Following is a list of trivia which proves that some of today’s classic songs are Oscar originals.
• "Fame" (1980), "You Light Up My Life" (1977) and "The Way We Were" (1973) are just three oscar-winning classics off movies of the same title.
• Mike Kamen, Robert John Lange, and superstar Bryan Adams were behind the songs "(Everything I do) I Do It For You" and "Have You Ever Really Loved A Woman" which got nominated in Academy Awards’ Original Song Category back in 1991 and 1995, respectively. Both, however, lost to numbers composed or co-written by Alan Menken: "Beauty and The Beast" and "Colours Of The Wind."
• Divas Madonna and Celine Dion both performed winning pieces. The former sang "You Must Love Me" (by Andrew Lloyd Webber and Tim Rice) in 1996 while the latter delivered "My Heart Will Go On" (by James Horner and Will Jennings) for James Cameron’s record-setting "Titanic."
• "Que Sera Sera" and "When You Wish Upon A Star" are just two old hits that became Oscars’ bests, winning in 1956 and 1940, respectively.
• Controversial rap artist Eminem surprised Hollwywood when his song "Lose Yourself" which he wrote with Jeff Bass and Luis Resto won the award for his movie "8 Mile" (2002) which he co-starred with Kim Basinger.
• Middle-aged stars Elton John and Phil Collins are also included in the winners’ list. John won it in 1994 for "Can You Feel The Love Tonight" which he co-wrote with Tim Rice, while Collins bested the other nominees in 1999 when he performed "You’ll Be In My Heart" for the animated movie "Tarzan."
• Hitmaker Diane Warren’s "How Do I Live" (Con Air) and "I Don’t Want To Miss A Thing" (Armaggedon) frequented the airwaves but didn’t win the award as nominees in 1997 and 1998, respectively.

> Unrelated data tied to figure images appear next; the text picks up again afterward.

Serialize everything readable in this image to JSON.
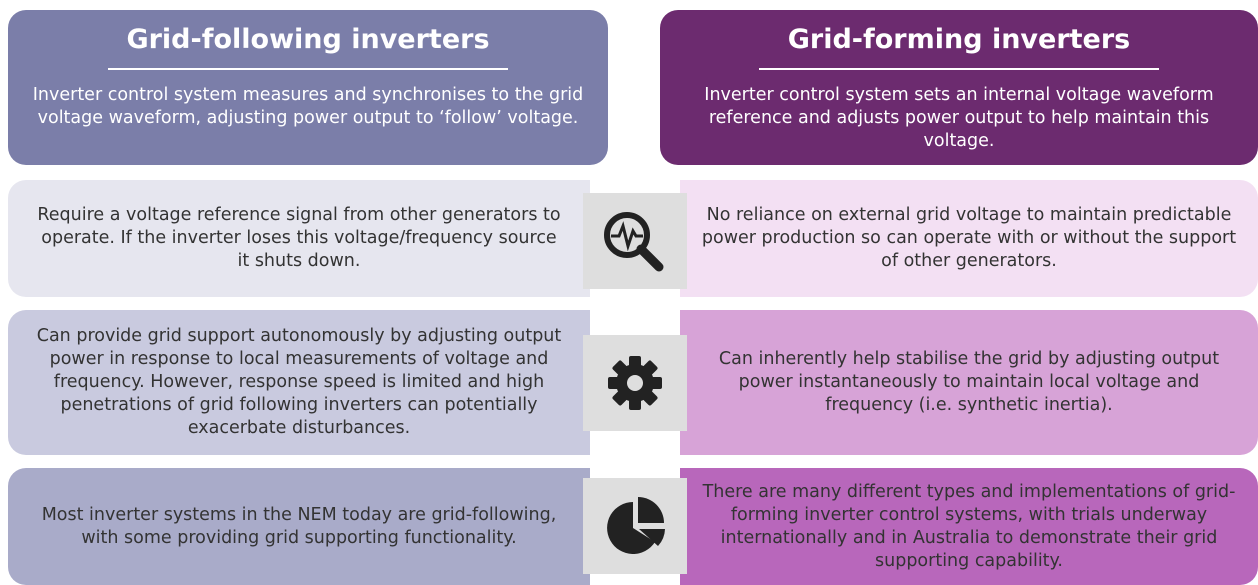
{
  "columns": [
    {
      "title": "Grid-following inverters",
      "description": "Inverter control system measures and synchronises to the grid voltage waveform, adjusting power output to ‘follow’ voltage."
    },
    {
      "title": "Grid-forming inverters",
      "description": "Inverter control system sets an internal voltage waveform reference and adjusts power output to help maintain this voltage."
    }
  ],
  "rows": [
    {
      "left": "Require a voltage reference signal from other generators to operate. If the inverter loses this voltage/frequency source it shuts down.",
      "right": "No reliance on external grid voltage to maintain predictable power production so can operate with or without the support of other generators."
    },
    {
      "left": "Can provide grid support autonomously by adjusting output power in response to local measurements of voltage and frequency. However, response speed is limited and high penetrations of grid following inverters can potentially exacerbate disturbances.",
      "right": "Can inherently help stabilise the grid by adjusting output power instantaneously to maintain local voltage and frequency (i.e. synthetic inertia)."
    },
    {
      "left": "Most inverter systems in the NEM today are grid-following, with some providing grid supporting functionality.",
      "right": "There are many different types and implementations of grid-forming inverter control systems, with trials underway internationally and in Australia to demonstrate their grid supporting capability."
    }
  ]
}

• Apart from the two above, other notable non-winners were "Blaze Of Glory" by Jon Bon Jovi for "Yong Guns II" (1990) and "After All" by Tom Snow and Dean Pitchford which Peter Cetera and Cher performed for "Chances Are" (1989).
• Irving Berlin’s "White Christmas," popularized by Bing Crosby and is noted for its high sales as a single, won in 1942 for the movie "Holiday Inn" while Wizard Of Oz’s "Over The Rainbow" got the nod during the highly competitive 1939 Oscars.
• Two danceable songs made it as winners: "Flashdance, What A Feeling" (Flashdance) in 1983 and "(I’ve Had) the time of My Life" (Dirty Dancing) in 1987.